Already at the time, budgets were increasing in relation to inflation rates, ticket sales fell slightly, contributions remained remarkably stable (annual support increasing from $ 3.7 million in 1980 to $ 40 million planned for 2015 ), and Gockley said decisive action was needed to cut an estimated budget of $ 106 million.

San Francisco Opera Music Director Eun Sun Kim with SF Opera General Manager Matthew Shilvock in front of the War Memorial Opera House | Credit: Marc Olivier Le Blanc / SF Opéra

“There are structural issues that we face as a business and some of the systemic issues that the industry as a whole faces,” said Gockley, “the slowly declining role of subscriptions, the difficulty in balancing budgets, the lack of bankable stars, the marginalization of the classical arts in education and mass media, the plethora of competing forms and opportunities of entertainment that vie for the time and attention of those who could go to the opera.

It was seven years ago. What is SF Opera facing today? As usual, published notices are only available 18 to 24 months ago. most recent information is for fiscal year 2020, which shows:

Total assets of $ 288 million, total liabilities of $ 18.6 million, total expenditure (“the budget”) of $ 78.5 million, with several pandemic contributions, including a loan from the protection program salaries of $ 8.9 million (for 2 years, with an interest rate of 1%). The SF Opera endowment at the end of fiscal 2020 was $ 244.7 million, almost all “limit. “

Shilvock entered the current 99th season with just five operas, calling it a “transitional year, temporarily offering a reduction in the number of operas and performances to ensure a safe return to the stage.”

The rehearsals and performances of the three autumn productions were scheduled successively (“scene“) rather than overlapping (” repertoire “) as in a typical season. This arrangement, along with other protocols, allowed for maximum flexibility as the company and the public navigated through this early period of emergence. the end of the pandemic.

The summer of 2022 is promised to bring the return of repertoire programming (several operas presented each week), and in 2022-2023, the company will celebrate its centenary with a full repertoire season.

Employment contract reached during the pandemic until the end of the centenary and remains in effect, retroactively, from August 1, 2020 to July 31, 2023. But some of their provisions may need to be adjusted anyway to avoid further friction with the orchestra and the choir.

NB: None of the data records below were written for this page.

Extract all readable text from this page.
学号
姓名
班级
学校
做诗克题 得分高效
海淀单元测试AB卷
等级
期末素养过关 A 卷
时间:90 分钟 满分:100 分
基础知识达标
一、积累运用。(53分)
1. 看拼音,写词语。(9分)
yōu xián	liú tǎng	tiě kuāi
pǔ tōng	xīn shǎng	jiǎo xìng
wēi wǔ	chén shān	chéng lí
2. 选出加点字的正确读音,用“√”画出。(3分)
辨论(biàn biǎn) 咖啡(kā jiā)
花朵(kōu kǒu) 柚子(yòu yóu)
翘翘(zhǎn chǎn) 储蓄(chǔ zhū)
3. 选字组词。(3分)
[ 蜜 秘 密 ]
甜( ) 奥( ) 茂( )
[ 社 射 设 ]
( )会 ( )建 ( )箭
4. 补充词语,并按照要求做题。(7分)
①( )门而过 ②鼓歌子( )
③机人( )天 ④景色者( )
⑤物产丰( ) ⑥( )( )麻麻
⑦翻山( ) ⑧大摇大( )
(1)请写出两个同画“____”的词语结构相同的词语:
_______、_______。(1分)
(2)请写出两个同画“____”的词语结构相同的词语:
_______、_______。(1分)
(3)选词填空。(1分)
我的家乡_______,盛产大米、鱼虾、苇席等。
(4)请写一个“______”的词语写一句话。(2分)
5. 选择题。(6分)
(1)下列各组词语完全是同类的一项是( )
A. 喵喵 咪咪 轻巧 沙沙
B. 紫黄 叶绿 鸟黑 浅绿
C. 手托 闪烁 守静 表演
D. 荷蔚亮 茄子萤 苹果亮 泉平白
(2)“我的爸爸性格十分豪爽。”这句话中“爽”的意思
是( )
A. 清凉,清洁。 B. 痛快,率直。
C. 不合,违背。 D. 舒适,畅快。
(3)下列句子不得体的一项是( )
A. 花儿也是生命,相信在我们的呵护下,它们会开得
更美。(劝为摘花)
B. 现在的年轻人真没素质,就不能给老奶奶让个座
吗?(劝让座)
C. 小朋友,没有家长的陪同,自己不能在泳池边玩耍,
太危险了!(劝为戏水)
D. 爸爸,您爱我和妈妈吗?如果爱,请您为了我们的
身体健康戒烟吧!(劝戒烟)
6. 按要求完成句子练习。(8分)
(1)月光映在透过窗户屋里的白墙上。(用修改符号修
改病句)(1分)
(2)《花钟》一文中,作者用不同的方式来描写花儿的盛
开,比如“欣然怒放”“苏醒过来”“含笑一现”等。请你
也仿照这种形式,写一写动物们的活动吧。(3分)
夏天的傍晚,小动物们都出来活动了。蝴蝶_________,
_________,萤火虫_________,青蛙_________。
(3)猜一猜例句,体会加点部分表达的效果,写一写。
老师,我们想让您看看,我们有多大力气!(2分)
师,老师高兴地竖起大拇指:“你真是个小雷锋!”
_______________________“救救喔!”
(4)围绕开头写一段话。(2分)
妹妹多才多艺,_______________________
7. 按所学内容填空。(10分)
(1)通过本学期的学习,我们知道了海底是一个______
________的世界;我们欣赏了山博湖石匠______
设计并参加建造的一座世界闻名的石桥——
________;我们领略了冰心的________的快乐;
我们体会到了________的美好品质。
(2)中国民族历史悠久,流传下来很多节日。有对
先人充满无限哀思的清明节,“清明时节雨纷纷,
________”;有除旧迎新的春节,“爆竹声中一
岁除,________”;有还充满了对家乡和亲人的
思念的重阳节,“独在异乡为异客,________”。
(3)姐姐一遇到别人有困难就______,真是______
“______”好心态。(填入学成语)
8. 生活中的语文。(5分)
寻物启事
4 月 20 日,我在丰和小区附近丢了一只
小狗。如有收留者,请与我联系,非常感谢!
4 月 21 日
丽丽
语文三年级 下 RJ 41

Model for Poul Ruders’s The Handmaid’s Tale. Will he return in the coming season?

The season will be announced in January, so for now it’s just speculation – the favorite pastime of opera fans. There is a good chance that two existing SF Opera co-commissions will be produced:

SF Opera Music Director Eun Sun Kim spoke of her interest in directing Verdi and Wagner, two composers always at the forefront of standard repertoire sessions. The critic’s hope is to avoid the more frequently produced workhorses of Verdi and Puccini, as always.